Another big hit with the adult market has been a family of solar-powered, bald cartoon figures, who nod their heads. “We sold two million units in Japan,” Tomiyama says, “but the president of our UK office said the toys were too embarrassing to show to our buyers. I insisted and we’ve now sold 200,000 in the UK.”
Tomiyama’s plan for taking Tomy into a new era involves three distinct elements, of which China and tapping the “big children” market are two. The third is to follow the sweeping success of Bandai, its Japanese rival, for which Tomiyama has outspoken respect, by moving into clothes and sweets and focusing on “character goods” — toys based on figures from popular manga (comic book) cartoons. At the mention of this latter phrase, Tomiyama recalls a big falling-out with his father, Masanai, who stepped down from Tomy in 1986.

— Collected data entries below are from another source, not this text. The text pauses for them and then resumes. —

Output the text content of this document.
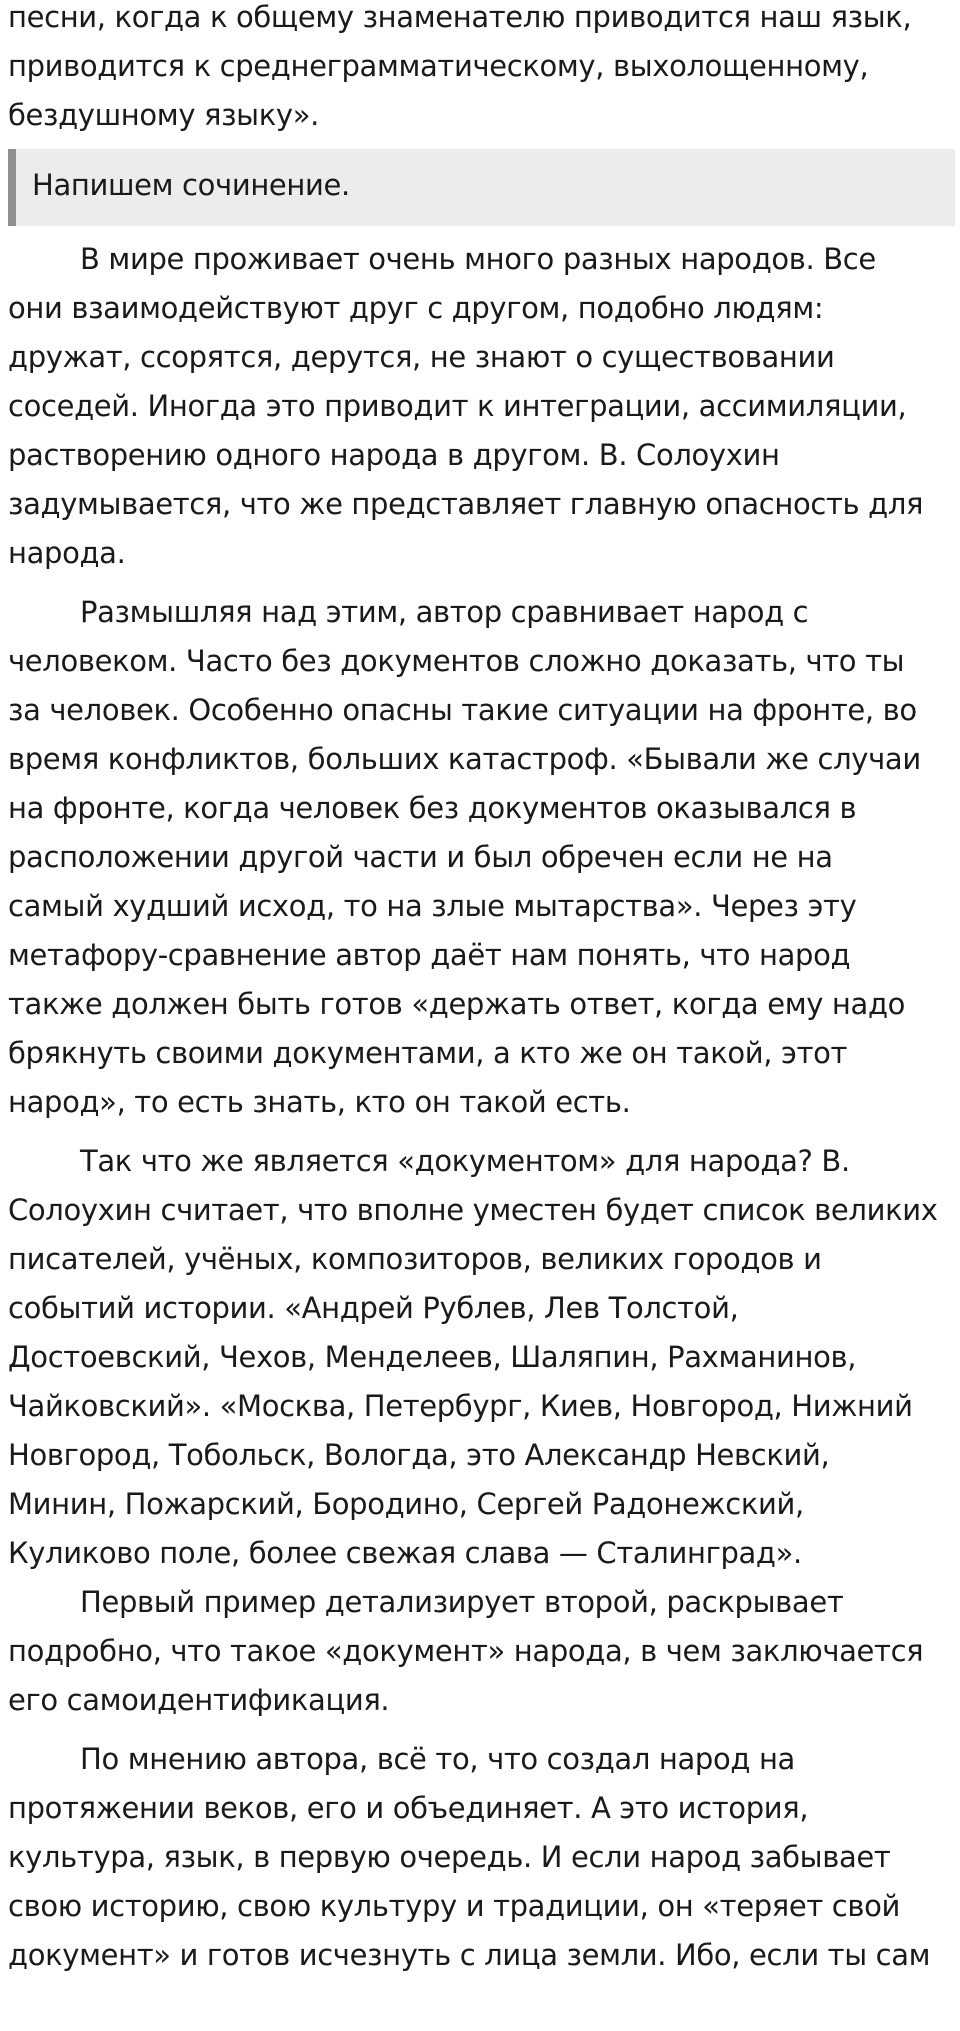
песни, когда к общему знаменателю приводится наш язык,
приводится к среднеграмматическому, выхолощенному,
бездушному языку».

Напишем сочинение.

В мире проживает очень много разных народов. Все
они взаимодействуют друг с другом, подобно людям:
дружат, ссорятся, дерутся, не знают о существовании
соседей. Иногда это приводит к интеграции, ассимиляции,
растворению одного народа в другом. В. Солоухин
задумывается, что же представляет главную опасность для
народа.

Размышляя над этим, автор сравнивает народ с
человеком. Часто без документов сложно доказать, что ты
за человек. Особенно опасны такие ситуации на фронте, во
время конфликтов, больших катастроф. «Бывали же случаи
на фронте, когда человек без документов оказывался в
расположении другой части и был обречен если не на
самый худший исход, то на злые мытарства». Через эту
метафору-сравнение автор даёт нам понять, что народ
также должен быть готов «держать ответ, когда ему надо
брякнуть своими документами, а кто же он такой, этот
народ», то есть знать, кто он такой есть.

Так что же является «документом» для народа? В.
Солоухин считает, что вполне уместен будет список великих
писателей, учёных, композиторов, великих городов и
событий истории. «Андрей Рублев, Лев Толстой,
Достоевский, Чехов, Менделеев, Шаляпин, Рахманинов,
Чайковский». «Москва, Петербург, Киев, Новгород, Нижний
Новгород, Тобольск, Вологда, это Александр Невский,
Минин, Пожарский, Бородино, Сергей Радонежский,
Куликово поле, более свежая слава — Сталинград».

Первый пример детализирует второй, раскрывает
подробно, что такое «документ» народа, в чем заключается
его самоидентификация.

По мнению автора, всё то, что создал народ на
протяжении веков, его и объединяет. А это история,
культура, язык, в первую очередь. И если народ забывает
свою историю, свою культуру и традиции, он «теряет свой
документ» и готов исчезнуть с лица земли. Ибо, если ты сам
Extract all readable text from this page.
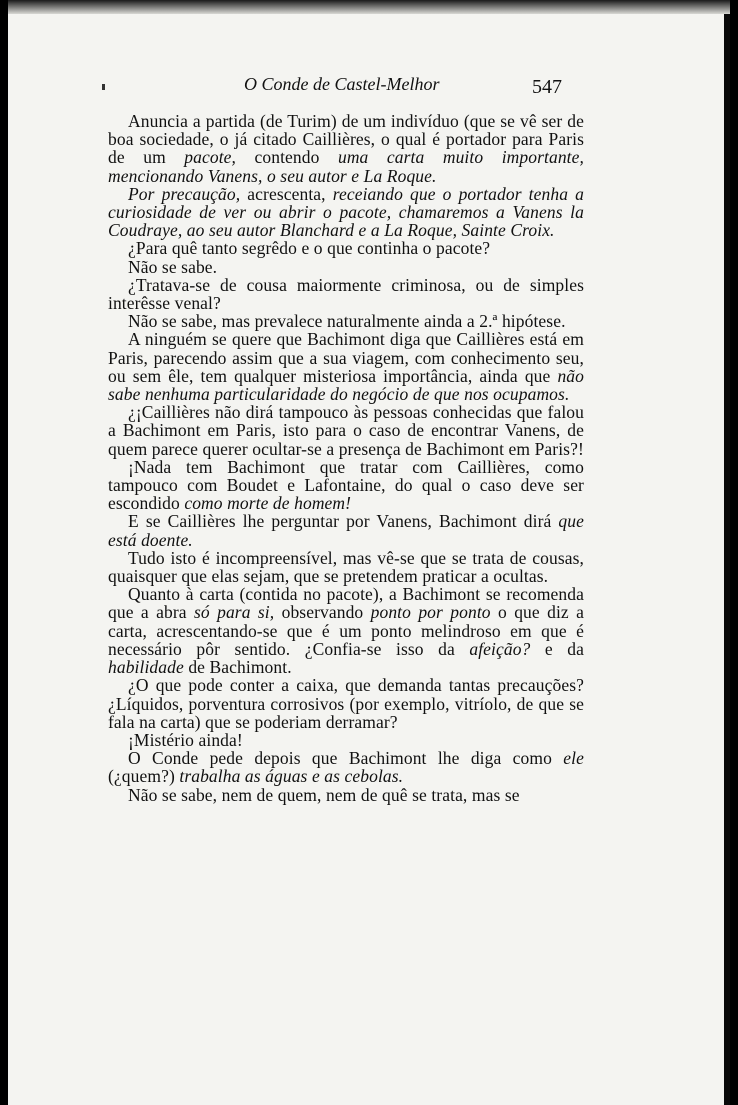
O Conde de Castel-Melhor	547

Anuncia a partida (de Turim) de um indivíduo (que se vê ser de boa sociedade, o já citado Caillières, o qual é portador para Paris de um pacote, contendo uma carta muito importante, mencionando Vanens, o seu autor e La Roque.

Por precaução, acrescenta, receiando que o portador tenha a curiosidade de ver ou abrir o pacote, chamaremos a Vanens la Coudraye, ao seu autor Blanchard e a La Roque, Sainte Croix.

¿Para quê tanto segrêdo e o que continha o pacote?

Não se sabe.

¿Tratava-se de cousa maiormente criminosa, ou de simples interêsse venal?

Não se sabe, mas prevalece naturalmente ainda a 2.ª hipótese.

A ninguém se quere que Bachimont diga que Caillières está em Paris, parecendo assim que a sua viagem, com conhecimento seu, ou sem êle, tem qualquer misteriosa importância, ainda que não sabe nenhuma particularidade do negócio de que nos ocupamos.

¿¡Caillières não dirá tampouco às pessoas conhecidas que falou a Bachimont em Paris, isto para o caso de encontrar Vanens, de quem parece querer ocultar-se a presença de Bachimont em Paris?!

¡Nada tem Bachimont que tratar com Caillières, como tampouco com Boudet e Lafontaine, do qual o caso deve ser escondido como morte de homem!

E se Caillières lhe perguntar por Vanens, Bachimont dirá que está doente.

Tudo isto é incompreensível, mas vê-se que se trata de cousas, quaisquer que elas sejam, que se pretendem praticar a ocultas.

Quanto à carta (contida no pacote), a Bachimont se recomenda que a abra só para si, observando ponto por ponto o que diz a carta, acrescentando-se que é um ponto melindroso em que é necessário pôr sentido. ¿Confia-se isso da afeição? e da habilidade de Bachimont.

¿O que pode conter a caixa, que demanda tantas precauções? ¿Líquidos, porventura corrosivos (por exemplo, vitríolo, de que se fala na carta) que se poderiam derramar?

¡Mistério ainda!

O Conde pede depois que Bachimont lhe diga como ele (¿quem?) trabalha as águas e as cebolas.

Não se sabe, nem de quem, nem de quê se trata, mas se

In stark contrast to the traditional deference of Japanese industrialists to their forebears, Tomiyama uses the word hanmenkyoshi to describe his father, a phrase that refers to a teacher whose most valuable lessons are examples of how not to do things.
“He always said that character goods were too much of a gamble, but that is what Bandai did,” Tomiyama says. “His era was all about building factories and exporting. In the 21st century, a Japanese toy company should be all about R&D and marketing.”
By means of Disney, Thomas the Tank Engine and a host of Japanese cartoon figures, Tomy has now made the jump that Tomiyama always wanted. He says: “My son is 20 now. When he was six, he gave me the shock of my life when he said he wanted to work for Bandai when he grew up. He complained that Tomy didn’t have Ultraman, which was Japan’s best-selling character.”
Tomiyama has put his faith in Japanese cartoons and comics because of their ability to produce characters. A film, he says, is in the cinemas for only two months. A character has to be really impressive to capture children’s imagination in that time, but cartoons and comics reach children in a constant, week-in, week-out stream.
Characters, Tomiyama says, are what make you remember toys when you’ve grown up.
TOMY, AROUND THE WORLD
Tomy makes infant and children’s toys and games. It was founded in Japan in 1924, and the company, based in Tokyo, has since expanded its operations to Hong Kong, Thailand, France, the UK and the US.
Tomy recorded net sales for the year to March of 82.5 billion yen (£416 million), up from Y73.8 billion the previous year. The company reported net income for the year to March of Y2.5 billion, against a loss of Y1.4 billion the year before.
The company is best known for Pokémon dolls. Other popular products include miniature cars and a model train set range.